In South Africa, Davies says Otto’s latest study should help to press the case for new approaches to regional water management. “Meteorologists assured us after the second year of drought that there was no way we were going to have a third dry year in a row. But we can’t use the past any more for what might happen in the future. We need to learn to adapt to a changing climate, and we absolutely need attribution to do it right.” One of the lessons of the recent drought and the attribution analysis is that the Western Cape should not rely solely on rainfall to replenish its water supply, she says. Instead, it should diversify by tapping groundwater and expanding its desalination and waste-water treatment facilities.
But, in general, it’s hard to know what effect attribution studies are having, social scientists say. That’s because it is difficult to tease out the impacts of these findings from other studies that forecast increased risks of extreme weather associated with climate change—or from the shock of the weather events themselves. Still, if attribution studies start appearing regularly in weather reports, rather than just in scientific journals, then their impacts could become much more conspicuous, says Jörn Birkmann, an expert in spatial and regional planning at the University of Stuttgart in Germany. “City and infrastructure planners who plan and approve new housing areas, hospitals or train stations need to consider risks of extreme weather events more precisely if these events are clearly attributed to climate change,” he says.

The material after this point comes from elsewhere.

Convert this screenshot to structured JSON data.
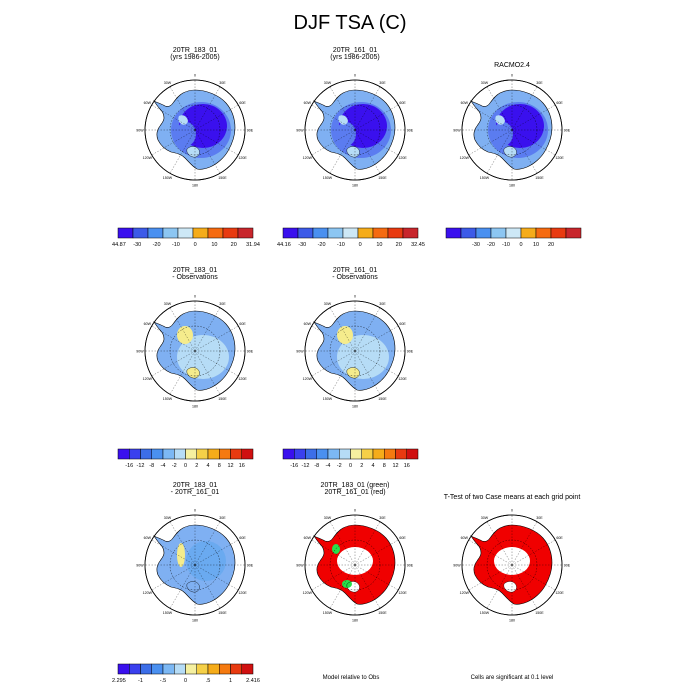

Evidence from attribution reports could also feed into litigation on climate change, suggest Birkmann and James Thornton, the London-based chief executive of ClientEarth, an international group of environmental lawyers. Court cases that allege failure to prepare for the effects of climate change haven’t yet cited attribution studies, Thornton says. But he thinks judges will increasingly rely on them to help decide whether defendants—who might be oil companies, architects or government agencies—can be held liable. “Courts tend to give credibility to government data,” he says. “If attribution moves from science to public service, judges will be much more comfortable using the results.”
At the German weather agency, Becker says he is convinced that attribution studies will become a valuable service for many parts of society. “It’s part of our mission to illuminate the links between climate and weather,” he says. “There is demand for that information, there is science to provide it, and we are happy to spread it.”